Background
Several algorithms can differentiate inferior axis premature ventricular contractions (PVCs) originating from the right side and left side on 12-lead electrocardiograms (ECGs). However, it is unclear whether distinguishing the origin should rely solely on PVC or incorporate sinus rhythm (SR).
Aims
We compared the Dual-Rhythm model (incorporating both SR and PVC) to the PVC model (using PVC alone), and quantified the contribution of each ECG lead in predicting the PVC origin for each cardiac rotation.
Methods
This multicenter study enrolled 593 patients from 11 centers—493 from Japan and Germany, and 100 from Belgium, which used as the external validation dataset. Using a hybrid approach combining a Resnet50-based convolutional neural network and a Transformer model, we developed two variants—the PVC and Dual-Rhythm models—to predict PVC origin.
Results
In the external validation dataset, the Dual-Rhythm model outperformed the PVC model in accuracy (0.84 vs. 0.74, respectively; p < 0.01), precision (0.73 vs. 0.55, respectively; p < 0.01), specificity (0.87 vs. 0.68, respectively; p < 0.01), area under the receiver operating characteristic curve (0.91 vs. 0.86, respectively; p = 0.03), and F1-Score (0.77 vs. 0.68, respectively; p = 0.03).
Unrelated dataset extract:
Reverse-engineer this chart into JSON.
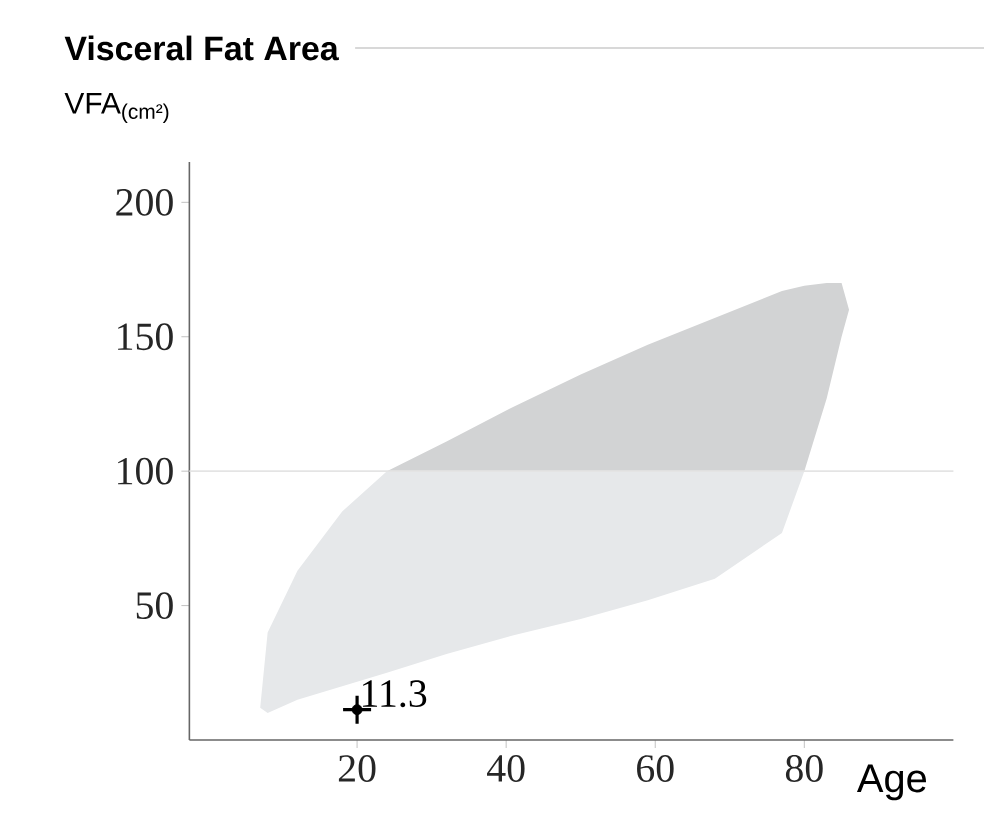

The contributions to PVC origin prediction were 77.3% for PVC and 22.7% for the SR. However, in patients with counterclockwise rotation, SR had a greater contribution in predicting the origin of right-sided PVC.
Conclusions
Our deep learning-based model, incorporating both PVC and SR morphologies, resulted in a higher prediction accuracy for PVC origin. Considering SR is particularly important for predicting right-sided origin in patients with counterclockwise rotation.